The measures came into place after a survey found that only one in 20 institutions in England and Wales expressly forbids it.
Some 51 universities said they discouraged the relationships while 45 didn't give any guidance.
Lancaster, Leeds, Nottingham Trent, the University of Greenwich, the University of Roehampton and UCL are the only universities which explicitly prohibit lecturer-student sex.
The authors of Unsafe Spaces: Ending Sexual Abuse in Universities disagree with the position that it's wrong for universities to get involved in the private lives of consenting adults.
Eva Tutchell and John Edmonds argue that universities have a responsibility to protect their students and that 'almost every' relationship between a lecturer and a student 'ends by hurting the student', according to Times Higher Education.
They add: 'It feeds a suspicion of favouritism which weakens faith in the assessment process and leaves a residue of disharmony and cynicism which persists well beyond the end of the affair.'
Ms Tutchell is an education consultant and Mr Edmonds is a visiting academic at King's College London and Durham University.

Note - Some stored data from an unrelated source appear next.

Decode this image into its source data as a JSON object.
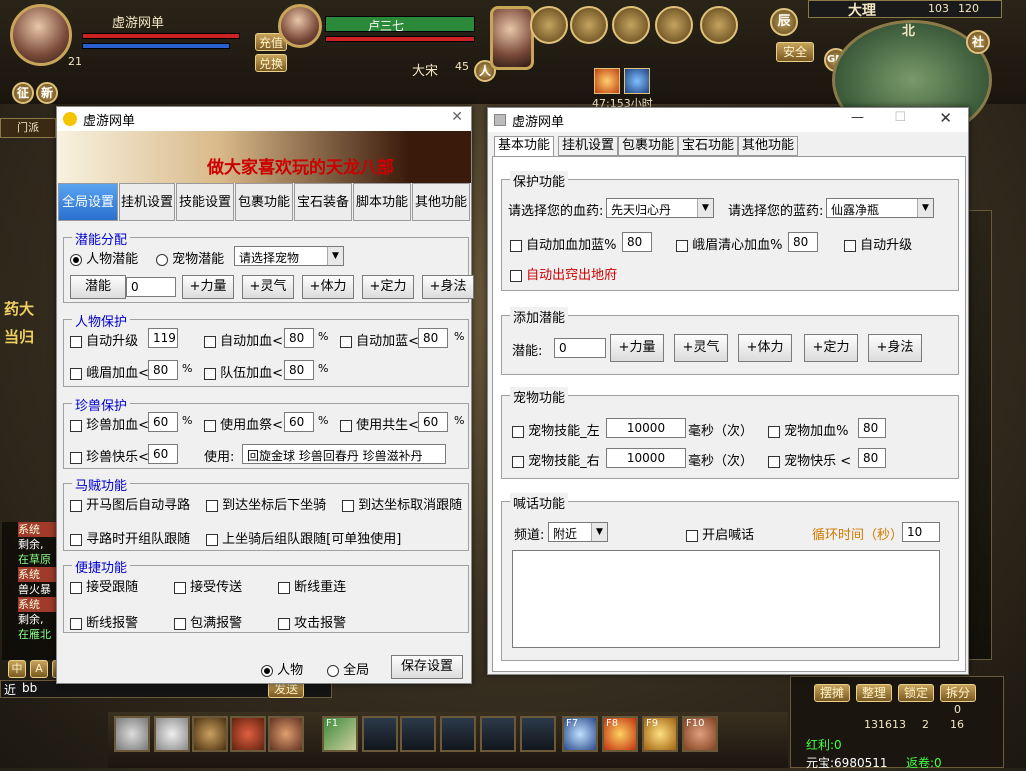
{
  "game": {
    "player_name": "虚游网单",
    "player_level": "21",
    "target_name": "卢三七",
    "target_faction": "大宋",
    "target_level": "45",
    "target_badge": "人",
    "btn_recharge": "充值",
    "btn_exchange": "兑换",
    "btn_zheng": "征",
    "btn_xin": "新",
    "online_time": "47:153小时",
    "btn_safe": "安全",
    "btn_chen": "辰",
    "map_name": "大理",
    "map_x": "103",
    "map_y": "120",
    "compass": "北",
    "btn_she": "社",
    "btn_gm": "GM",
    "chat_lines": [
      "系统",
      "剩余,",
      "在草原",
      "系统",
      "兽火暴",
      "系统",
      "剩余,",
      "在雁北"
    ],
    "chat_input_prefix": "近",
    "chat_input_value": "bb",
    "btn_send": "发送",
    "bag_buttons": [
      "摆摊",
      "整理",
      "锁定",
      "拆分"
    ],
    "gold_value": "131613",
    "silver_value": "2",
    "copper_value": "16",
    "zero_value": "0",
    "red_profit": "红利:0",
    "yuanbao": "元宝:6980511",
    "fanjuan": "返卷:0",
    "fkeys": [
      "F1",
      "F7",
      "F8",
      "F9",
      "F10"
    ],
    "left_sign": "门派",
    "left_npc_1": "药大",
    "left_npc_2": "当归",
    "chat_icons": [
      "中",
      "A",
      "◎"
    ]
  },
  "left_window": {
    "title": "虚游网单",
    "banner_text": "做大家喜欢玩的天龙八部",
    "tabs": [
      "全局设置",
      "挂机设置",
      "技能设置",
      "包裹功能",
      "宝石装备",
      "脚本功能",
      "其他功能"
    ],
    "potential": {
      "title": "潜能分配",
      "radio_person": "人物潜能",
      "radio_pet": "宠物潜能",
      "pet_select": "请选择宠物",
      "btn_potential": "潜能",
      "value": "0",
      "buttons": [
        "+力量",
        "+灵气",
        "+体力",
        "+定力",
        "+身法"
      ]
    },
    "person_protect": {
      "title": "人物保护",
      "auto_upgrade": "自动升级",
      "auto_upgrade_val": "119",
      "auto_hp": "自动加血<",
      "auto_hp_val": "80",
      "auto_mp": "自动加蓝<",
      "auto_mp_val": "80",
      "emei": "峨眉加血<",
      "emei_val": "80",
      "team": "队伍加血<",
      "team_val": "80",
      "pct": "%"
    },
    "pet_protect": {
      "title": "珍兽保护",
      "pet_hp": "珍兽加血<",
      "pet_hp_val": "60",
      "use_blood": "使用血祭<",
      "use_blood_val": "60",
      "use_share": "使用共生<",
      "use_share_val": "60",
      "pet_happy": "珍兽快乐<",
      "pet_happy_val": "60",
      "use_label": "使用:",
      "use_items": "回旋金球 珍兽回春丹 珍兽滋补丹",
      "pct": "%"
    },
    "thief": {
      "title": "马贼功能",
      "items": [
        "开马图后自动寻路",
        "到达坐标后下坐骑",
        "到达坐标取消跟随",
        "寻路时开组队跟随",
        "上坐骑后组队跟随[可单独使用]"
      ]
    },
    "shortcut": {
      "title": "便捷功能",
      "items": [
        "接受跟随",
        "接受传送",
        "断线重连",
        "断线报警",
        "包满报警",
        "攻击报警"
      ]
    },
    "radio_person": "人物",
    "radio_all": "全局",
    "btn_save": "保存设置"
  },
  "right_window": {
    "title": "虚游网单",
    "tabs": [
      "基本功能",
      "挂机设置",
      "包裹功能",
      "宝石功能",
      "其他功能"
    ],
    "protect": {
      "title": "保护功能",
      "hp_label": "请选择您的血药:",
      "hp_value": "先天归心丹",
      "mp_label": "请选择您的蓝药:",
      "mp_value": "仙露净瓶",
      "auto_hpmp": "自动加血加蓝%",
      "auto_hpmp_val": "80",
      "emei": "峨眉清心加血%",
      "emei_val": "80",
      "auto_upgrade": "自动升级",
      "auto_out": "自动出窍出地府"
    },
    "potential": {
      "title": "添加潜能",
      "label": "潜能:",
      "value": "0",
      "buttons": [
        "+力量",
        "+灵气",
        "+体力",
        "+定力",
        "+身法"
      ]
    },
    "pet": {
      "title": "宠物功能",
      "skill_left": "宠物技能_左",
      "skill_left_val": "10000",
      "skill_right": "宠物技能_右",
      "skill_right_val": "10000",
      "ms_unit": "毫秒（次）",
      "pet_hp": "宠物加血%",
      "pet_hp_val": "80",
      "pet_happy": "宠物快乐 <",
      "pet_happy_val": "80"
    },
    "shout": {
      "title": "喊话功能",
      "channel_label": "频道:",
      "channel_value": "附近",
      "enable": "开启喊话",
      "cycle_label": "循环时间（秒）",
      "cycle_val": "10"
    }
  }
}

The pair are unsure whether a sexual relationship between a lecturer and a student could ever be fully consensual because there is the possibility that the former will abuse their power.
They even suggest that the lecturers involved in such relationships are often 'serial predators'.
Their book, which is set to be published on September 24, also estimates that a minimum of 15 percent of female students have been abused and three percent of male students have been abused.
Meaning that at least 50,000 students across England and Wales are sexually abused every year.
They found that 61 universities had recently introduced new complaint procedures in cases of alleged misconduct but only nine had noticeably made changes towards becoming more professional and evidence-based.
The universities of Cambridge, Oxford and Sussex; Keele, Durham and Lancaster universities; Goldsmiths, University of London, Imperial College London and the London School of Economics.
However, Ms Tutchell and Mr Edmonds suggested that a few of those had a 'wake-up call' as they were recently been the centre of sexual scandals.
The pair are fighting for a 'major programme of reform' for universities to be able to tackle sexual harassment and they are calling for institutions to carry out detailed surveys to find out the full scope of the issue.